Stones and Relics from Lebanon
The sanctuary of the saints of the OLM is now the only place of Maronite pilgrimage in the world to contain relics of all four of the order's saints at the same time. Father Jean el-Dahdouh, the monastery's superior, ordered stones from Lebanon, carved by specialists in the Land of the Cedars for the purpose of building this sanctuary. Two architects designed this project, one a resident of Canada, Fadi Sleiman, and the other of Lebanon, Joseph Saad. The project was entrusted to contractor Toni Bilan. In Montreal, master craftsmen Ghazi Antoun and his brother Georges, immigrants from Mrayjat el-Chouf, were responsible for its construction, working closely with the contractor and other Lebanese workers from the diaspora.
Ex Ossibus (literally from the bones) relics of three of the saints, Charbel, Rafqa, and Nehmetallah, were provided by the Superior General of the OLM, Father Abbott Tannous Nehme, accompanied by certificates of authenticity issued by the Holy See, thanks to the request of the OLM's procurator in Rome, Father Élias el-Joumhouri.

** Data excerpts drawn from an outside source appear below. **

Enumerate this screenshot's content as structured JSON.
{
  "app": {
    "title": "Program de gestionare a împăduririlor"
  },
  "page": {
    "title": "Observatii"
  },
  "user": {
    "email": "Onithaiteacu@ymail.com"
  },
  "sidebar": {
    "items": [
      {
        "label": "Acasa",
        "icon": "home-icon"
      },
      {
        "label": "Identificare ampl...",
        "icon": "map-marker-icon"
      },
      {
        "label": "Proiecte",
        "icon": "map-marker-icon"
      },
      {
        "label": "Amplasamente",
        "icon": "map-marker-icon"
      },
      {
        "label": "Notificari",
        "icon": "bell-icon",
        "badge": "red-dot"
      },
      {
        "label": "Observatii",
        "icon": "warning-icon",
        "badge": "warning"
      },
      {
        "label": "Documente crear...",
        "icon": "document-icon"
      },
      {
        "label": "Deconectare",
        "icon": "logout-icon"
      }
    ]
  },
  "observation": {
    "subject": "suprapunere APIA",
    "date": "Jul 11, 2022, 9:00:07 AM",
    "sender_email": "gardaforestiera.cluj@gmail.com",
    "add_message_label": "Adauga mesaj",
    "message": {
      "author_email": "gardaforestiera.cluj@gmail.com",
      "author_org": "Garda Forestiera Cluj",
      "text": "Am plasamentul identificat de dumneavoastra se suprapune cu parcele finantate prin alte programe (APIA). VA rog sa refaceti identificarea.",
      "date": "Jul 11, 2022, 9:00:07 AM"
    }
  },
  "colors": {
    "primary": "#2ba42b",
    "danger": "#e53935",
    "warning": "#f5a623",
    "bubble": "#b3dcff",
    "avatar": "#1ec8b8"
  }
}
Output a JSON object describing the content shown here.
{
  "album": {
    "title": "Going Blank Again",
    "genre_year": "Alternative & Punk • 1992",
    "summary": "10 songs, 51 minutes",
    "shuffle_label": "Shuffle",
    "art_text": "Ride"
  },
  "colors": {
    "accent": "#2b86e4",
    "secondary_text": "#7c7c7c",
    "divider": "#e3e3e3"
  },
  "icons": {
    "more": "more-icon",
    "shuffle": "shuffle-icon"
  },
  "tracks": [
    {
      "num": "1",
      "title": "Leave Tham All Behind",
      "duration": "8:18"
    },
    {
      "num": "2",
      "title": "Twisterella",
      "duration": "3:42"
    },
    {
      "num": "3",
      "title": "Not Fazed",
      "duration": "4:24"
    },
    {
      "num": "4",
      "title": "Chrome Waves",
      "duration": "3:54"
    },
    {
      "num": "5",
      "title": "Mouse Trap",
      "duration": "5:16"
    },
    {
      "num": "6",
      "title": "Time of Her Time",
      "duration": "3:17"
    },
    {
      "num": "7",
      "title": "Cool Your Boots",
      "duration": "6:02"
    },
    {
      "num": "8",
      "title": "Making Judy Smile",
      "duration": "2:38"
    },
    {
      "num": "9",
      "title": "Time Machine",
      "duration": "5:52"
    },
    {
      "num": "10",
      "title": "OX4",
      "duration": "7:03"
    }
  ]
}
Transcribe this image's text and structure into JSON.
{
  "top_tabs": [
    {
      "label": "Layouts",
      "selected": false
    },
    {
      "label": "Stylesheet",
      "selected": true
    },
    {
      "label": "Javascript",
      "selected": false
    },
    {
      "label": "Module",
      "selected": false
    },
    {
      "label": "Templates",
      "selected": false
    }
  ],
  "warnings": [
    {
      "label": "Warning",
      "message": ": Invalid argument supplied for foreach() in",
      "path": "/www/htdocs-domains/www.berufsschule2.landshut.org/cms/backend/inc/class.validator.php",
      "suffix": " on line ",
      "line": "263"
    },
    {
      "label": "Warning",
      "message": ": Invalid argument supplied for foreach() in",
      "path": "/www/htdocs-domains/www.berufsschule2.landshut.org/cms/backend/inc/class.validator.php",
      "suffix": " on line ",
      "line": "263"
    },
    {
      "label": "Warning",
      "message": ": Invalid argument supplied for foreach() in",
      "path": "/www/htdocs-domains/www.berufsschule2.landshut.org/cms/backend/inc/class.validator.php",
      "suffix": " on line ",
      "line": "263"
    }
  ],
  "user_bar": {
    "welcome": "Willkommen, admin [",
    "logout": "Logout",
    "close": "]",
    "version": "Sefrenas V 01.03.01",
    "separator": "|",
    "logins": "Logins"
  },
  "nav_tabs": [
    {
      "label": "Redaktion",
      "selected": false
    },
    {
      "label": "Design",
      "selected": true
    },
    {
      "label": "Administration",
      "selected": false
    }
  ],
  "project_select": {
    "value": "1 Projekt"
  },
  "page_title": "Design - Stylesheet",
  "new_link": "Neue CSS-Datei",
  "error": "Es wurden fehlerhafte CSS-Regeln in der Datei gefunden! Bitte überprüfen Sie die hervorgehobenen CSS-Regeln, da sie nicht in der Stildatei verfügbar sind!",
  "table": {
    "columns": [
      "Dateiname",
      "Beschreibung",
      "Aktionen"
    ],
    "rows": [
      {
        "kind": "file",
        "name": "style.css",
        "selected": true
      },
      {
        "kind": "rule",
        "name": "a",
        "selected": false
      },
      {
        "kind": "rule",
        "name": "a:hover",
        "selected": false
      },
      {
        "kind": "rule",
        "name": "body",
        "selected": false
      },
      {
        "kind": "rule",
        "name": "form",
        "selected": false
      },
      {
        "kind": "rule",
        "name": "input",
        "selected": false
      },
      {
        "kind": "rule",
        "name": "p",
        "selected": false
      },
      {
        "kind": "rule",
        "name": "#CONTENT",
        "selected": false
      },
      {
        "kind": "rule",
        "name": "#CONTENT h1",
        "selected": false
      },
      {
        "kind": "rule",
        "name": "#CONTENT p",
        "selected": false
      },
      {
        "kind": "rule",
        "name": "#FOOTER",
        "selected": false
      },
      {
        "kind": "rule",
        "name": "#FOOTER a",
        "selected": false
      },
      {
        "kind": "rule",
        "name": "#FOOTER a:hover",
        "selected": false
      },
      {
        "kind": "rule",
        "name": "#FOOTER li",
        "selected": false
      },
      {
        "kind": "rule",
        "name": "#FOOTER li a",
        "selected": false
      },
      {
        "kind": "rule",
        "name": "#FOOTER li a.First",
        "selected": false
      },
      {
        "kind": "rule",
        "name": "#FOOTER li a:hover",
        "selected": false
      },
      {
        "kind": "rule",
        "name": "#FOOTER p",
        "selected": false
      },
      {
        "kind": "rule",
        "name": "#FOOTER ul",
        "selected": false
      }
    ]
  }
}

As for Blessed Brother Estephan, given that his body is still preserved and intact, the laws of the Church prohibit the extraction of relics from his body. His monastic hood is being used instead. Father Dahdouh brought the relics himself to Montreal.
"The aim of this sanctuary is to gather not only Christians, but also anyone in search of spirituality," explained Father Dahdouh. "Everyone is welcome. In Lebanon, Muslims, Druzes, and pilgrims of every religion and denomination come to visit the Sanctuary of Saint Charbel and obtain graces. They can visit the sanctuary here as well."
The sanctuary's doors are open from 8 a.m. to 8 p.m. The event was broadcast live by Télé Lumière and Montreal's Arabophone Catholic radio station Sawt el-Rabb.